MetDataset – Returns reference to met. This is helpful for type narrowing met when meteorology is required.

Raises:

ValueError – Raises when met is None.

require_source_type(type_)

Ensure that source is type_.

Returns:

_Source – Returns reference to source. This is helpful for type narrowing source to specific type(s).

Raises:

ValueError – Raises when source is not _type_.

set_source(source=None)

Attach original or copy of input source to source.

Parameters:

source (MetDataset | GeoVectorDataset | Flight | Iterable[Flight] | None) – Parameter source passed in eval(). If None, an empty MetDataset with coordinates like met is set to source.

See also

-

meth:eval

set_source_met(optional=False, variable=None)
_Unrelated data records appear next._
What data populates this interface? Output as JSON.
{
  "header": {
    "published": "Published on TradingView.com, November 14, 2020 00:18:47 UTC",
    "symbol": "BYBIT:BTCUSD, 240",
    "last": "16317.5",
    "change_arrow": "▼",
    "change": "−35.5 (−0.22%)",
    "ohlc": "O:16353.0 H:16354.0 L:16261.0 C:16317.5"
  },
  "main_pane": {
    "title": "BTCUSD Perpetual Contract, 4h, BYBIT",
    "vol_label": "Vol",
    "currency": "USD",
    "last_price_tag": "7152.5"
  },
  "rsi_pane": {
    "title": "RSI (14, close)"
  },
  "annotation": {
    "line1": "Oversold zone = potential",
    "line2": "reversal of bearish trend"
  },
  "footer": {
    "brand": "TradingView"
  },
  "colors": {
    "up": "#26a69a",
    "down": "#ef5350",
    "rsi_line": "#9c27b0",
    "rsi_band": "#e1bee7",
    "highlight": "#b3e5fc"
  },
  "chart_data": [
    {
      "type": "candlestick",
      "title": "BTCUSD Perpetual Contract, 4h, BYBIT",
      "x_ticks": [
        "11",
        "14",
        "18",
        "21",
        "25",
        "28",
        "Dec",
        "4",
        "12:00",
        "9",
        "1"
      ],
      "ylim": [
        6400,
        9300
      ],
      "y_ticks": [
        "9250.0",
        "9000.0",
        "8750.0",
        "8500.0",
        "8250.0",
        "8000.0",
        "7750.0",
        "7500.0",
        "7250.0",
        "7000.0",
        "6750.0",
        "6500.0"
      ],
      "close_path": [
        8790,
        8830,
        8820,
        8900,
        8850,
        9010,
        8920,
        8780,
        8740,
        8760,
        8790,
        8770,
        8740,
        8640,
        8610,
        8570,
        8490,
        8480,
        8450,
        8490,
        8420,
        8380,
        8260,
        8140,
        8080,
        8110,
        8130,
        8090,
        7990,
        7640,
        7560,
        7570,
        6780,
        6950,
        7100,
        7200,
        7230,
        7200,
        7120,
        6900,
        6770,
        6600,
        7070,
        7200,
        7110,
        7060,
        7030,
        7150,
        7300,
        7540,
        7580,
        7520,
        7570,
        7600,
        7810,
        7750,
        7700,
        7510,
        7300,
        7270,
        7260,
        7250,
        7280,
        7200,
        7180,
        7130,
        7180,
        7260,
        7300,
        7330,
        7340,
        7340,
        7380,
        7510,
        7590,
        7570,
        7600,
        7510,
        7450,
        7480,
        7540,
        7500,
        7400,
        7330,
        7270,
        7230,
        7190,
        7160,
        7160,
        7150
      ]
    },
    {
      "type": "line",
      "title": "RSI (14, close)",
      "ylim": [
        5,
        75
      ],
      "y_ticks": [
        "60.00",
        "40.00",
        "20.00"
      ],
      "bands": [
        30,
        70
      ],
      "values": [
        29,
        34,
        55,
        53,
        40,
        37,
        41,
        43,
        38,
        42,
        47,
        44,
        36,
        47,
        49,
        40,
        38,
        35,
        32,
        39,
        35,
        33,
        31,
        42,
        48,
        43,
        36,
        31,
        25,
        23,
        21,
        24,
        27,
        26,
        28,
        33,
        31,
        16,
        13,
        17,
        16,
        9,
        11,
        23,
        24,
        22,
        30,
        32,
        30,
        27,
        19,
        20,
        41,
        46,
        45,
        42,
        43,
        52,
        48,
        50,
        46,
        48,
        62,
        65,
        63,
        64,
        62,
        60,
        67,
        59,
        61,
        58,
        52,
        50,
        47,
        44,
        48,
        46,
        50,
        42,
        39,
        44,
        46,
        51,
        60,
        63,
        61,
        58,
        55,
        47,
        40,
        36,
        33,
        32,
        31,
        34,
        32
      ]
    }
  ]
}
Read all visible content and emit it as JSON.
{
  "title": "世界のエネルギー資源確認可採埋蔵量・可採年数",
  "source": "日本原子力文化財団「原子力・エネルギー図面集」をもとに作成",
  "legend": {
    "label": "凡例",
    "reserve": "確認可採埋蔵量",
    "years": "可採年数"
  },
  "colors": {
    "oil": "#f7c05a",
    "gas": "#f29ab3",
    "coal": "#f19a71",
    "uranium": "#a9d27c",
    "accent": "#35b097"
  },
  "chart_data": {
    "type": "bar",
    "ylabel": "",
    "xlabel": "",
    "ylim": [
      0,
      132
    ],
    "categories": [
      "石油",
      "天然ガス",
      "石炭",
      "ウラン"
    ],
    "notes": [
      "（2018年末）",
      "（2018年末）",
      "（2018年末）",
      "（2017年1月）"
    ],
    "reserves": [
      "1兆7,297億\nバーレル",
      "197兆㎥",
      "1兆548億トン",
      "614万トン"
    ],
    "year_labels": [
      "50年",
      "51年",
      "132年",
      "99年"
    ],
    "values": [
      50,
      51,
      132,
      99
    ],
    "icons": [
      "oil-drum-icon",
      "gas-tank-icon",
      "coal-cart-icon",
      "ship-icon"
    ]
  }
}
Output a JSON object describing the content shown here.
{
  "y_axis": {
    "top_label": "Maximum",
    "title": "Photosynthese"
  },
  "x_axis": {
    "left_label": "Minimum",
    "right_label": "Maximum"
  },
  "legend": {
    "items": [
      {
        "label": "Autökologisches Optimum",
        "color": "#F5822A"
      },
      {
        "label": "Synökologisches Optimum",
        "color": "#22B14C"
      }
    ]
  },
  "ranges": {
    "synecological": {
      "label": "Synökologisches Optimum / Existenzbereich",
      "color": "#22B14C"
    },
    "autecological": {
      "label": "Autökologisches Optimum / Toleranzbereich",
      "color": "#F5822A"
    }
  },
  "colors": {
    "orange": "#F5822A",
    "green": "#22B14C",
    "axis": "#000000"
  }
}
Ensure or interpolate each required met_variables on source .

For each variable in met_variables, check source for data variable with the same name.

For GeoVectorDataset sources, try to interpolate met if variable does not exist.

For MetDataset sources, try to get data from met if variable does not exist.

Parameters:
Raises:
source

Evaluated data source

transfer_met_source_attrs(source=None)

Transfer met source metadata from met to source.

update_params(params=None, **params_kwargs)

Update model parameters on params.

Parameters:
  • params (dict[str, Any], optional) – Model parameters to update, as dictionary. Defaults to {}

  • **params_kwargs (Any) – Override keys in params with keyword arguments.